Brownsville railroad museum considers ways to get more visitors aboard
By Mary Pickels
Published: Thursday, Dec. 20, 2012, 12:01 a.m.
A quarterly meeting of the Monongahela River, Railroad and Transportation Museum on Wednesday doubled as a networking session at the Brownsville site.
“There is a lot of work yet to be done,” said Ernie Bradmon, president of the 10-year-old museum.
“We can't survive on our own,” said Edward Britt, museum financial officer.
The museum, at 412 Church St., is open on Wednesdays only, or by appointment.
Visitors from as far away as China and as close as Somerset County have stumbled upon or purposely set out to find the museum.
Inside, donated memorabilia documents the National Road, trolley and rail lines, boat-making and the river.
Laying out the museum in an informative and educational manner, making the public aware it exists and cataloguing the many contributions remain elusive goals, Bradmon said.
A $25,000 state Department of Community and Economic Development grant paid for building repairs.
Board members Wednesday said they have applied for a modification to apply the remaining grant money — $9,736 — to exterior improvements and basement lighting.
Former Greene County commissioner Pam Snyder suggested soliciting volunteers.
Snyder, who will succeed Bill DeWeese as the 50th District representative in the state House, said students from nearby California University of Pennsylvania might be one option.
“We have got to publicize the fact that you are here. I would be glad to go to the high school and find out if there is an interest for students to come down here and work with you,” Brownsville Mayor Lester Ward said.
Scott Becker, executive director of the Pennsylvania Trolley Museum in Washington County, suggested joint marketing efforts with the Brownsville Area Revitalization Corp. and Nemacolin Castle.
In order to attract more families, Becker said, the museum needs to offer interactive exhibits, such as oral history projects and possibly a boat pilot house.
He also recommended members contact the American Alliance of Museums and the American Association for State and Local History as potential resources.
Those attending discussed the use of prison inmates to provide labor.
Inmates from the State Correctional Institution at Greene assisted with recent renovations at the Fayette County Historical Society, housed in the former Abel Colley Tavern in Menallen. Snyder said that option has proven successful with Greene County projects.

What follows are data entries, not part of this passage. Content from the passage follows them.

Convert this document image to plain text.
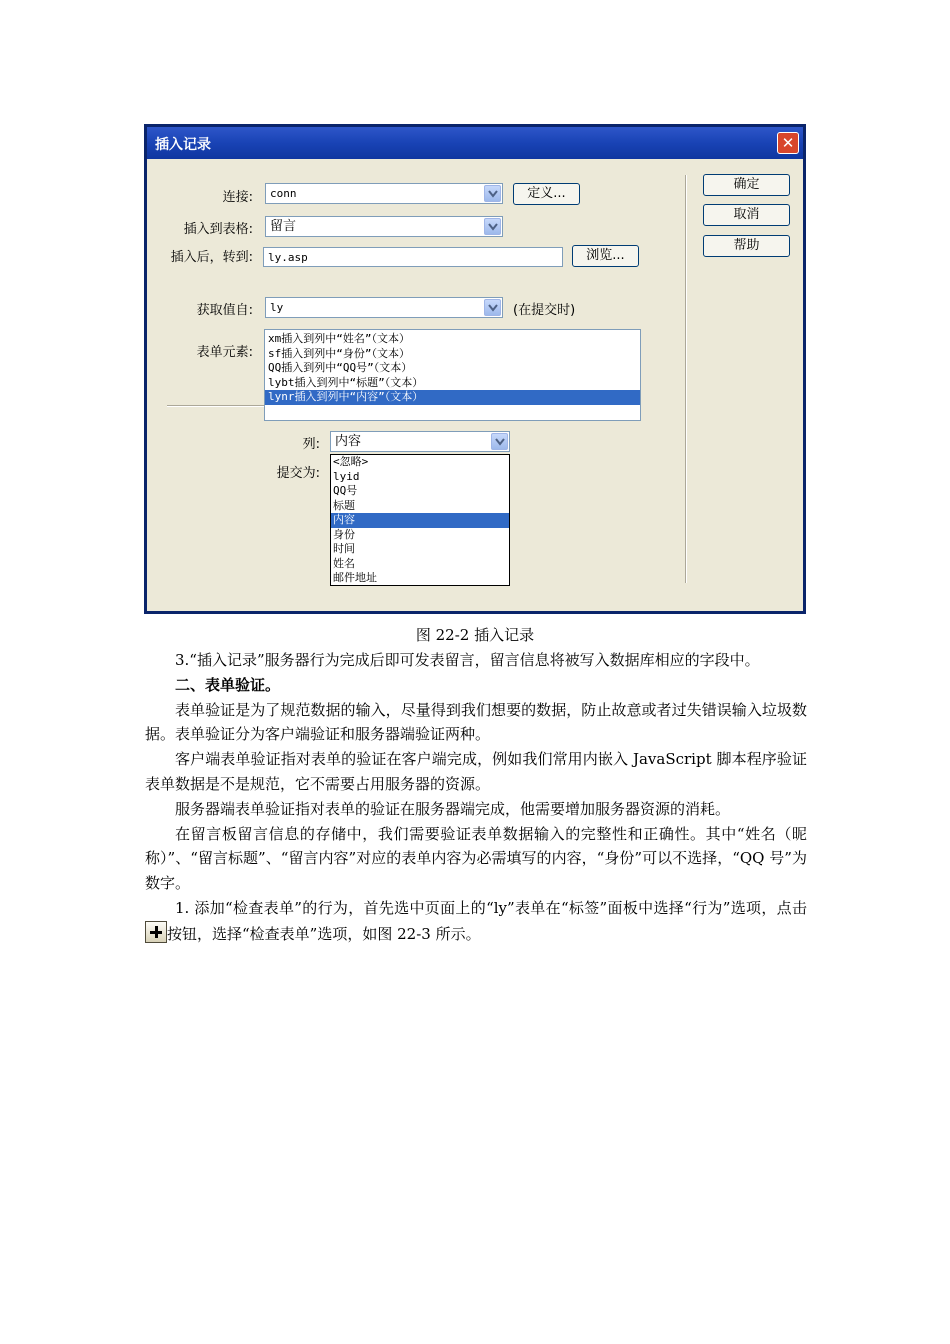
插入记录	✕
连接:	conn	定义...
插入到表格:	留言
插入后，转到:	ly.asp	浏览...
获取值自:	ly	(在提交时)
表单元素:
xm插入到列中“姓名”（文本）
sf插入到列中“身份”（文本）
QQ插入到列中“QQ号”（文本）
lybt插入到列中“标题”（文本）
lynr插入到列中“内容”（文本）
列:	内容
提交为:
<忽略>
lyid
QQ号
标题
内容
身份
时间
姓名
邮件地址
确定
取消
帮助
图 22-2 插入记录

3.“插入记录”服务器行为完成后即可发表留言，留言信息将被写入数据库相应的字段中。

二、表单验证。

表单验证是为了规范数据的输入，尽量得到我们想要的数据，防止故意或者过失错误输入垃圾数据。表单验证分为客户端验证和服务器端验证两种。

客户端表单验证指对表单的验证在客户端完成，例如我们常用内嵌入 JavaScript 脚本程序验证表单数据是不是规范，它不需要占用服务器的资源。

服务器端表单验证指对表单的验证在服务器端完成，他需要增加服务器资源的消耗。

在留言板留言信息的存储中，我们需要验证表单数据输入的完整性和正确性。其中“姓名（昵称）”、“留言标题”、“留言内容”对应的表单内容为必需填写的内容，“身份”可以不选择，“QQ 号”为数字。

1. 添加“检查表单”的行为，首先选中页面上的“ly”表单在“标签”面板中选择“行为”选项，点击按钮，选择“检查表单”选项，如图 22-3 所示。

Fayette County Commissioner Al Ambrosini said he has encouraged Brodman to apply for grants.
Britt said the museum recently acquired a computer and hopes to have a website and email running soon.
Britt and Bradmon said visitors are fascinated by old employee history books and identification tags.
Those angles could play into what Becker called a “huge interest in genealogy.”
“You have a wonderful museum. You need to organize it,” Becker said.